Un encolerizado presidente Francois Hollande prometió ayer una respuesta ‘despiadada‘ de Francia a la ola de atentados y describió la masacre ‘un acto de guerra contra el país’.
‘Responderemos golpe a golpe para destruir al EI y a ese ejército terrorista‘, aseguró, por su parte, el primer ministro francés, Manuel Valls, quien señaló que la respuesta de Francia estará ‘al mismo nivel que estos ataques‘ y ‘con la voluntad de destruirlo‘.
Un funcionario de la municipalidad de París dijo que cuatro hombres armados mataron a tiros al menos a 89 personas en un concierto de rock que ofrecía una banda estadounidense en la sala de teatro Bataclan, en el ataque más feroz de los que se produjeron viernes por la noche, antes de que los comandos anti terroristas pudieran intervenir.
Unas 40 personas más fueron asesinadas en otros cinco ataques en varios puntos de París.
Los ataques ocurrieron en momentos en que Francia está en la mira por ser miembro de una coalición internacional que está lanzando ofensivas contra el Estado Islámico en Siria e Irak.

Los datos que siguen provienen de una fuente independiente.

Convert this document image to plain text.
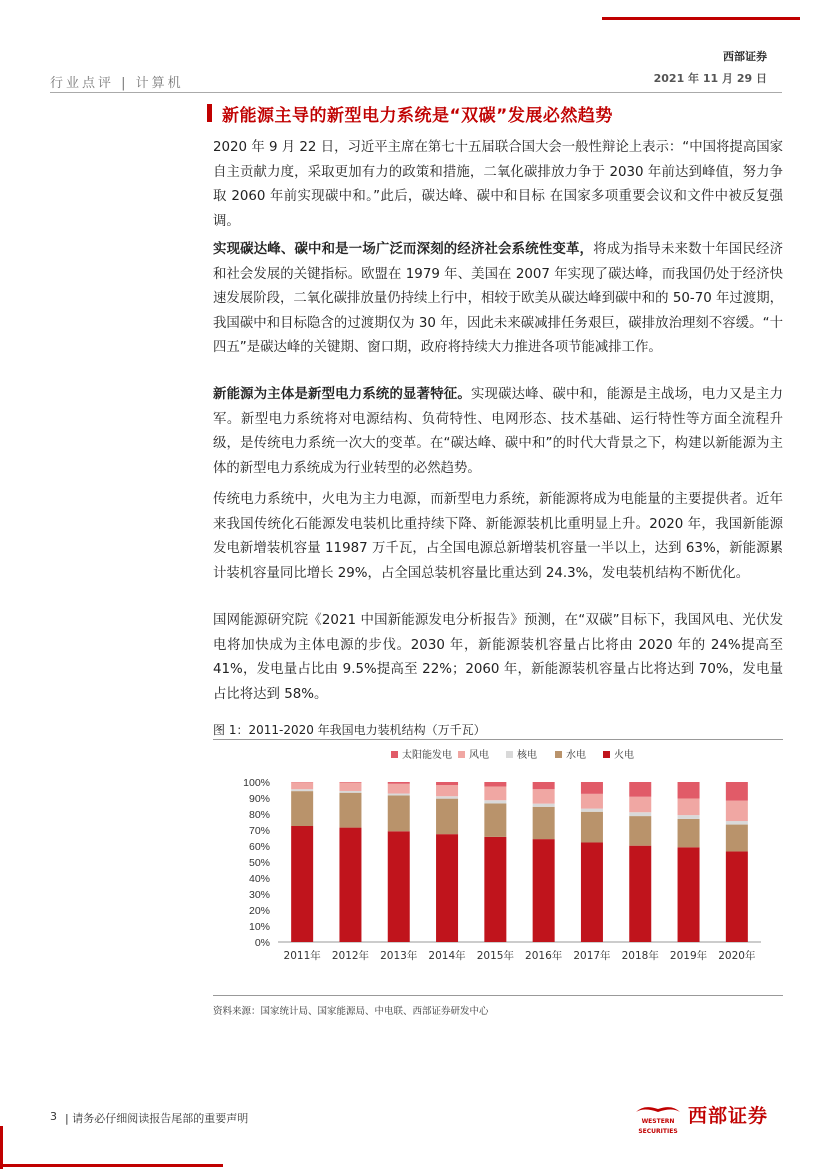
西部证券
2021 年 11 月 29 日
行业点评 | 计算机
新能源主导的新型电力系统是“双碳”发展必然趋势

2020 年 9 月 22 日，习近平主席在第七十五届联合国大会一般性辩论上表示：“中国将提高国家自主贡献力度，采取更加有力的政策和措施，二氧化碳排放力争于 2030 年前达到峰值，努力争取 2060 年前实现碳中和。”此后，碳达峰、碳中和目标 在国家多项重要会议和文件中被反复强调。

实现碳达峰、碳中和是一场广泛而深刻的经济社会系统性变革，将成为指导未来数十年国民经济和社会发展的关键指标。欧盟在 1979 年、美国在 2007 年实现了碳达峰，而我国仍处于经济快速发展阶段，二氧化碳排放量仍持续上行中，相较于欧美从碳达峰到碳中和的 50-70 年过渡期，我国碳中和目标隐含的过渡期仅为 30 年，因此未来碳减排任务艰巨，碳排放治理刻不容缓。“十四五”是碳达峰的关键期、窗口期，政府将持续大力推进各项节能减排工作。

新能源为主体是新型电力系统的显著特征。实现碳达峰、碳中和，能源是主战场，电力又是主力军。新型电力系统将对电源结构、负荷特性、电网形态、技术基础、运行特性等方面全流程升级，是传统电力系统一次大的变革。在“碳达峰、碳中和”的时代大背景之下，构建以新能源为主体的新型电力系统成为行业转型的必然趋势。

传统电力系统中，火电为主力电源，而新型电力系统，新能源将成为电能量的主要提供者。近年来我国传统化石能源发电装机比重持续下降、新能源装机比重明显上升。2020 年，我国新能源发电新增装机容量 11987 万千瓦，占全国电源总新增装机容量一半以上，达到 63%，新能源累计装机容量同比增长 29%，占全国总装机容量比重达到 24.3%，发电装机结构不断优化。

国网能源研究院《2021 中国新能源发电分析报告》预测，在“双碳”目标下，我国风电、光伏发电将加快成为主体电源的步伐。2030 年，新能源装机容量占比将由 2020 年的 24%提高至 41%，发电量占比由 9.5%提高至 22%；2060 年，新能源装机容量占比将达到 70%，发电量占比将达到 58%。

图 1：2011-2020 年我国电力装机结构（万千瓦）
太阳能发电 风电	核电	水电	火电
0%
10%
20%
30%
40%
50%
60%
70%
80%
90%
100%
2011年 2012年 2013年 2014年 2015年 2016年 2017年 2018年 2019年 2020年
资料来源：国家统计局、国家能源局、中电联、西部证券研发中心
3 | 请务必仔细阅读报告尾部的重要声明	WESTERN SECURITIES
西部证券
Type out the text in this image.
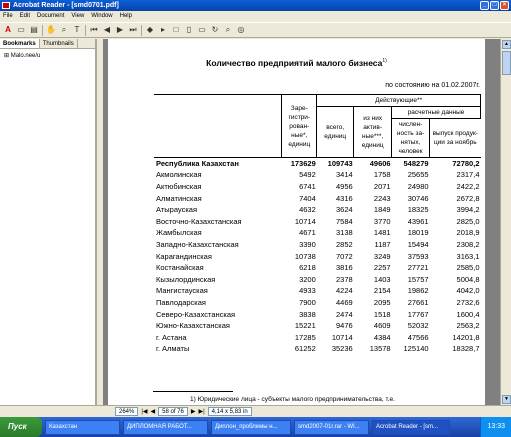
Acrobat Reader - [smd0701.pdf]	_	□	×
File Edit Document View Window Help
A ▭ ▤ ✋ ⌕	T	⏮ ◀ ▶ ⏭ ◆ ▸	□	▯ ▭ ↻ ⌕ ◎
Bookmarks	Thumbnails
⊞ Malo.nee/u
Количество предприятий малого бизнеса$^{1)}$
по состоянию на 01.02.2007г.
	Заре-гистри-рован-ные*, единиц	Действующие**			
		всего, единиц	из них актив-ные***, единиц	расчетные данные	
				числен-ность за-нятых, человек	выпуск продук-ции за ноябрь
Республика Казахстан	173629	109743	49606	548279	72780,2
Акмолинская	5492	3414	1758	25655	2317,4
Актюбинская	6741	4956	2071	24980	2422,2
Алматинская	7404	4316	2243	30746	2672,8
Атырауская	4632	3624	1849	18325	3994,2
Восточно-Казахстанская	10714	7584	3770	43961	2825,0
Жамбылская	4671	3138	1481	18019	2018,9
Западно-Казахстанская	3390	2852	1187	15494	2308,2
Карагандинская	10738	7072	3249	37593	3163,1
Костанайская	6218	3816	2257	27721	2585,0
Кызылординская	3200	2378	1403	15757	5004,8
Мангистауская	4933	4224	2154	19862	4042,0
Павлодарская	7900	4469	2095	27661	2732,6
Северо-Казахстанская	3838	2474	1518	17767	1600,4
Южно-Казахстанская	15221	9476	4609	52032	2563,2
г. Астана	17285	10714	4384	47566	14201,8
г. Алматы	61252	35236	13578	125140	18328,7
1) Юридические лица - субъекты малого предпринимательства, т.е.
▲
▼
264%	|◀ ◀	58 of 76	▶ ▶|	4,14 x 5,83 in
Пуск	Казахстан	ДИПЛОМНАЯ РАБОТ...	Диплон_проблемы н...	smd2007-01r.rar - WI...	Acrobat Reader - [sm...	13:33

El Gobierno indicó, sin embargo, que Francia continuaría con sus operativos militares en Siria con el objetivo de derrocar al grupo fundamentalista. Se trató del peor atentado de este tipo perpetrado en Europa desde los ataques con bomba en Madrid, donde murieron 191 personas.
Hollande dijo que los ataques fueron planificados en el exterior por el Estado Islámico, pero que el grupo recibió ayuda interna. Otro dato que preocupa es que se encontró un pasaporte sirio cerca de uno de lo atacantes que registró su paso por la isla griega en octubre.
Este dato seguramente influenciarán el debate en Europa sobre cómo manejar la crisis de inmigrantes generada por el conflicto en Siria. En este sentido, Polonia ya avisó que no recibirá más refugiados. Muchos de los inmigrantes que actualmente acuden a Europa provienen de Siria.
‘Enfrentados con la guerra, el país debe tomar una acción apropiada‘, concluyó Hollande.